Custom clipboard data format accross RDC (.NET)

I'm trying to copy a custom object from a RDC window into host (my local) machine. It fails.
Here's the code that i'm using to 1) copy and 2) paste:
1) Remote (client running on Windows XP accessed via RDC):
//copy entry
IDataObject ido = new DataObject();
XmlSerializer x = new XmlSerializer(typeof(EntryForClipboard));
StringWriter sw = new StringWriter();
x.Serialize(sw, new EntryForClipboard(entry));
ido.SetData(typeof(EntryForClipboard).FullName, sw.ToString());
Clipboard.SetDataObject(ido, true);
2) Local (client running on local Windows XP x64 workstation):
//paste entry
IDataObject ido = Clipboard.GetDataObject();
DataFormats.Format cdf = DataFormats.GetFormat(typeof(EntryForClipboard).FullName);
if (ido.GetDataPresent(cdf.Name)) //<- this always returns false
{
//can never get here!
XmlSerializer x = new XmlSerializer(typeof(EntryForClipboard));
string xml = (string)ido.GetData(cdf.Name);
StringReader sr = new StringReader(xml);
EntryForClipboard data = (EntryForClipboard)x.Deserialize(sr);
}
It works perfectly on the same machine though.
Any hints?
There are a couple of things you could look into:
Are you sure the serialization of the object truely converts it into XML? Perhaps the outputted XML have references to your memory space? Try looking at the text of the XML to see.

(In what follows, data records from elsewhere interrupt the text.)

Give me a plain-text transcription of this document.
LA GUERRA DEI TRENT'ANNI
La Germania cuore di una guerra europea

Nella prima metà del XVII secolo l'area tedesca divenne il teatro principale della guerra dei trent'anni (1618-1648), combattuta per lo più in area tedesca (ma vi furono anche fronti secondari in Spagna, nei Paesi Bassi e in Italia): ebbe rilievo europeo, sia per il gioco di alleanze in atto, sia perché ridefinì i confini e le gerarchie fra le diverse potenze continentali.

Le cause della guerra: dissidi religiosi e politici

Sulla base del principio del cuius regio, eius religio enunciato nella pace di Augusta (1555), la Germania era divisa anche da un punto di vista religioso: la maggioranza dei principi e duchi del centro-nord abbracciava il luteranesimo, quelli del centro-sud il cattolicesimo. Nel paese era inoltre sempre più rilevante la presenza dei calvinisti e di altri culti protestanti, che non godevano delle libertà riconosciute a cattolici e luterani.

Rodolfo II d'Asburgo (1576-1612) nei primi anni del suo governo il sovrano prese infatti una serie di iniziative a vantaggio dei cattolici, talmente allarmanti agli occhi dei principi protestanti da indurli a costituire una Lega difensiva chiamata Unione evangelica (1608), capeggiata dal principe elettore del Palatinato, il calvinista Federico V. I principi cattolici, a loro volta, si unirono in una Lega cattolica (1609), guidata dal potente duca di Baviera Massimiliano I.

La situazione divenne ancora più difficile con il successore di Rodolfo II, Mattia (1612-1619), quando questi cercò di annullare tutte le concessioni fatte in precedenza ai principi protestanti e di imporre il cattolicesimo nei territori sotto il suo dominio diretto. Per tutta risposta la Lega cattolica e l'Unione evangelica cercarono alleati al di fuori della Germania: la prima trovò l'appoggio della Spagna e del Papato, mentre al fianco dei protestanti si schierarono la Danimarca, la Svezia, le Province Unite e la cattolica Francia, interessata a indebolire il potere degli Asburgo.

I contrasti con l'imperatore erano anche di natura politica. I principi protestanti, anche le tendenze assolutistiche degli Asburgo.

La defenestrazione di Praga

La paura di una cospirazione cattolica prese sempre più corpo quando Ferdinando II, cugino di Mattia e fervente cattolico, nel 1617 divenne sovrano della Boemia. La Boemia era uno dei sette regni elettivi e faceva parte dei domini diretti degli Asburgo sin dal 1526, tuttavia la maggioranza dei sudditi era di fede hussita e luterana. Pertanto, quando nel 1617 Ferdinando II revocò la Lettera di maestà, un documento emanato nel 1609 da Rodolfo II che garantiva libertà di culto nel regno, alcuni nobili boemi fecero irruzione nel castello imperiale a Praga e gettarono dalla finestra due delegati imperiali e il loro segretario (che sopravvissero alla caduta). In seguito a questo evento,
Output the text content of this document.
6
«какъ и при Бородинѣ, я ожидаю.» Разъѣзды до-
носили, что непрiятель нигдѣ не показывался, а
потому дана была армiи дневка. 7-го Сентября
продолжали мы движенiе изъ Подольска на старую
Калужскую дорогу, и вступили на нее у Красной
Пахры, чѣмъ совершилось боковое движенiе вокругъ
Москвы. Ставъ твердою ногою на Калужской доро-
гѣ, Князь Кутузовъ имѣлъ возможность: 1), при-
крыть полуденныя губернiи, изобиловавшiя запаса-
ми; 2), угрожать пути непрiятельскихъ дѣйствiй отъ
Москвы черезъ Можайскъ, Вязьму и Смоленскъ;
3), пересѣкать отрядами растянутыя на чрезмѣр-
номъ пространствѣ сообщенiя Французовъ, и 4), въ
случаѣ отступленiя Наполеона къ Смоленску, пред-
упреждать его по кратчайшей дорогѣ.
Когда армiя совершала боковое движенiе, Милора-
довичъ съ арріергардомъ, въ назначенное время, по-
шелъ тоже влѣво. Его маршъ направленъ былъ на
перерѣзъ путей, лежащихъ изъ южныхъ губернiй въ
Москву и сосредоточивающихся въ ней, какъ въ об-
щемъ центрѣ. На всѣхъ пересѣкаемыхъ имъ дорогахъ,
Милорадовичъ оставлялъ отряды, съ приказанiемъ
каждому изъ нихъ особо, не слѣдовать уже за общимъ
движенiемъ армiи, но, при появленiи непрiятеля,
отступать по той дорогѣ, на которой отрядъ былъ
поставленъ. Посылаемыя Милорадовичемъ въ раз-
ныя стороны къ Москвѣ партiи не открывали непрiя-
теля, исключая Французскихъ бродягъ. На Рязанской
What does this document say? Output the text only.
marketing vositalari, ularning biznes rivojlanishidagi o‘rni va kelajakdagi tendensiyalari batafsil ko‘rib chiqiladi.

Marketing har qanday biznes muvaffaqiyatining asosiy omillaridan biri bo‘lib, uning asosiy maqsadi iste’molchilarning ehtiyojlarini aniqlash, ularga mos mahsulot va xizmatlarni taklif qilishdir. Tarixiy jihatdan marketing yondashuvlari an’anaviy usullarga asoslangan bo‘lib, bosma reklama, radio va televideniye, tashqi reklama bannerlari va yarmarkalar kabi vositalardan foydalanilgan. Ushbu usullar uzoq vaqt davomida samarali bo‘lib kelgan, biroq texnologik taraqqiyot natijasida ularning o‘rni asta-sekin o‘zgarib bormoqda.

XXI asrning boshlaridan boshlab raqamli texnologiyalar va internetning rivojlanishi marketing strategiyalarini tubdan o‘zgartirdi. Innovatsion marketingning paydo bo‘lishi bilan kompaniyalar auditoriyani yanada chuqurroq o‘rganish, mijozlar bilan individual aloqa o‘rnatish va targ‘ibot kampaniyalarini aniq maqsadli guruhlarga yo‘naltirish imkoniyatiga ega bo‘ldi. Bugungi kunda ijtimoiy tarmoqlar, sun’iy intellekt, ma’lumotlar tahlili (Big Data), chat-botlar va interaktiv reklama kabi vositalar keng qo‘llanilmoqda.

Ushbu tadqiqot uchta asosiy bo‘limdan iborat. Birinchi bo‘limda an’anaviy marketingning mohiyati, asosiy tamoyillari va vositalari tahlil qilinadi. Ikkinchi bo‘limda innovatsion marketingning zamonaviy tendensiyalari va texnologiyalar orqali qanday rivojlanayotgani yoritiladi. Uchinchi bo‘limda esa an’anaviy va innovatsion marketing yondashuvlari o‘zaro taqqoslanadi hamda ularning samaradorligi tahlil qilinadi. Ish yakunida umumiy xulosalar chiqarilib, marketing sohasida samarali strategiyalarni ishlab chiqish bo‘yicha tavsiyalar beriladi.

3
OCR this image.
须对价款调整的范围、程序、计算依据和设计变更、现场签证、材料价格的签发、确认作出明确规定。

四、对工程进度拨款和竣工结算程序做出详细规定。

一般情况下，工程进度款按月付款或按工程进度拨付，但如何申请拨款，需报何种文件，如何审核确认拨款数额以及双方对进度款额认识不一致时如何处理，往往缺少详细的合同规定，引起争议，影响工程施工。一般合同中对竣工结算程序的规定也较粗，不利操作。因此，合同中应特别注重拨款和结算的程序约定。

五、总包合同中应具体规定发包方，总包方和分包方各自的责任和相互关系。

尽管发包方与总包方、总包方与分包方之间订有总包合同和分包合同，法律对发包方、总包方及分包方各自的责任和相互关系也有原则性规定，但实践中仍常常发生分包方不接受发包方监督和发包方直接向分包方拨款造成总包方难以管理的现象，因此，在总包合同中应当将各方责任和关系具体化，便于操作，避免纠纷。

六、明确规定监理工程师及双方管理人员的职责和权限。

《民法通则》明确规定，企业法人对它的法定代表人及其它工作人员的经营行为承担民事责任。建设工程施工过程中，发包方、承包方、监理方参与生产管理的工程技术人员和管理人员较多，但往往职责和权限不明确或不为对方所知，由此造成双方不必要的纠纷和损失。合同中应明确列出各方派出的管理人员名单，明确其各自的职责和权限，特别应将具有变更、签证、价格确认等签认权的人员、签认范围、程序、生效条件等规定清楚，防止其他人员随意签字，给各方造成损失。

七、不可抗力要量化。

If you really have a serialized XML version of the object, why not store the value as plain-vanilla text and not using typeof(EntryForClipboard) ? Something like:
XmlSerializer x = new XmlSerializer(typeof(EntryForClipboard));
StringWriter sw = new StringWriter();
x.Serialize(sw, new EntryForClipboard(entry));
Clipboard.SetText(sw.ToString(), TextDataFormat.UnicodeText);
And then, all you'd have to do in the client-program is check if the text in the clipboard can be de-serialized back into your object.
Ok, found what the issue was.
Custom format names get truncated to 16 characters when copying over RDC using custom format.
In the line
ido.SetData(typeof(EntryForClipboard).FullName, sw.ToString());
the format name was quite long.
When i was receiving the copied data on the host machine the formats available had my custom format, but truncated to 16 characters.
IDataObject ido = Clipboard.GetDataObject();
ido.GetFormats(); //used to see available formats.
So i just used a shorter format name:
//to copy
ido.SetData("MyFormat", sw.ToString());
...
//to paste
DataFormats.Format cdf = DataFormats.GetFormat("MyFormat");
if (ido.GetDataPresent(cdf.Name)) {
//this not works
...